Artista: Elvis Costello & The Attractions
Etichetta: Radar
Anno: 1979

Pur essendo solo il suo terzo album, della sterminata discografia di Elvis Costello, Armed Forces è uno dei punti cardine della sua carriera.
Con The Attractions (Steve Nieve alle tastiere, Bruce & Pete Thomas alla ritmica), band che condividerà con lui buona parte della sua storia musicale, accreditati in copertina per la prima volta, Costello avrebbe dato vita a un universo sonoro brillante e unico. Siamo nel 1979, anno creativamente sbalorditivo per il Regno Unito, e Costello propone una soluzione che poco ha a che fare con Punk o New Wave, di gran moda in quel periodo.

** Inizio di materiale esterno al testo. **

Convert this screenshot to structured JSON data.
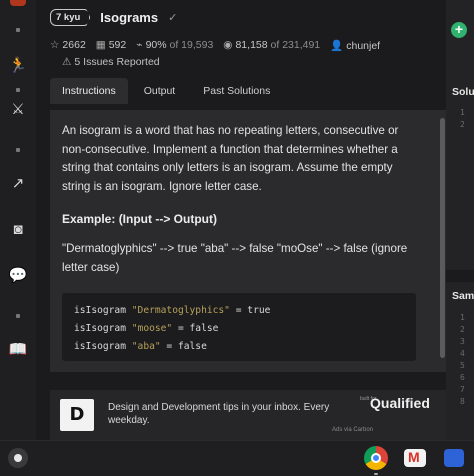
{
  "kata": {
    "rank": "7 kyu",
    "title": "Isograms",
    "check_icon": "check-icon",
    "stats": {
      "stars": "2662",
      "collections": "592",
      "satisfaction": "90%",
      "satisfaction_of": "of 19,593",
      "completions": "81,158",
      "completions_of": "of 231,491",
      "author": "chunjef"
    },
    "issues": "5 Issues Reported"
  },
  "tabs": [
    {
      "label": "Instructions"
    },
    {
      "label": "Output"
    },
    {
      "label": "Past Solutions"
    }
  ],
  "description": {
    "paragraph": "An isogram is a word that has no repeating letters, consecutive or non-consecutive. Implement a function that determines whether a string that contains only letters is an isogram. Assume the empty string is an isogram. Ignore letter case.",
    "example_title": "Example: (Input --> Output)",
    "example_text": "\"Dermatoglyphics\" --> true \"aba\" --> false \"moOse\" --> false (ignore letter case)",
    "code": [
      {
        "fn": "isIsogram ",
        "arg": "\"Dermatoglyphics\"",
        "result": " = true"
      },
      {
        "fn": "isIsogram ",
        "arg": "\"moose\"",
        "result": " = false"
      },
      {
        "fn": "isIsogram ",
        "arg": "\"aba\"",
        "result": " = false"
      }
    ]
  },
  "ad": {
    "logo_letter": "D",
    "text": "Design and Development tips in your inbox. Every weekday.",
    "brand_pre": "built for",
    "brand": "Qualified",
    "via": "Ads via Carbon"
  },
  "right_panel": {
    "solution_header": "Solu",
    "sample_header": "Sam",
    "solution_lines": [
      "1",
      "2"
    ],
    "sample_lines": [
      "1",
      "2",
      "3",
      "4",
      "5",
      "6",
      "7",
      "8"
    ]
  },
  "colors": {
    "accent_green": "#2fb36e",
    "code_string": "#b5a05a",
    "brand_red": "#b1361e"
  }
}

Nonostante questo, il suo personaggio è molto ben visto sia da critica che da pubblico a causa delle sue capacità di ripercorrere la linea più pura del pop-rock, coniugandolo con testi impegnati e potenti (vi basti sapere che il titolo provvisorio era Emotional Fascism) capaci di far riflettere mentre ci si ritrova inconsciamente a battere il piede a tempo, incapaci di resistere ai brani saltellanti e orecchiabili su cui sono stati intessuti. 

Armed Forces è un disco essenzialmente pop, con derive nella bubble-gum music, che sente spesso l’ispirazione di Beatles, Kinks e perfino degli ABBA al servizio di una freschezza che avrebbe dato il LA a molta della musica inglese degli anni ’80.
Le prime copie del disco, che in USA è stato pubblicato dalla Columbia, vennero messe in commercio con un 45 giri bonus contenente tre brani registrati dal vivo nel 1978: Watching The Detectives, Alison e Accident Will Happen in seguito inclusi nell’edizione in CD a partire dalla prima stampa in quel formato nel 1992.
Prodotto da Nick Lowe (che aveva prodotto anche i primi due dischi di Costello e rimase alla consolle per altri due dopo questo), Armed Forces si piazzò benissimo nelle classifiche di tutto il mondo raggiungendo il numero 9 in Australia e in Nuova Zelanda, l’8 in Canada e il numero 2 in UK. Numero 2 che venne raggiunto anche dal singolo Oliver’s Army, oggi considerato un piccolo classico del Pop Rock inglese.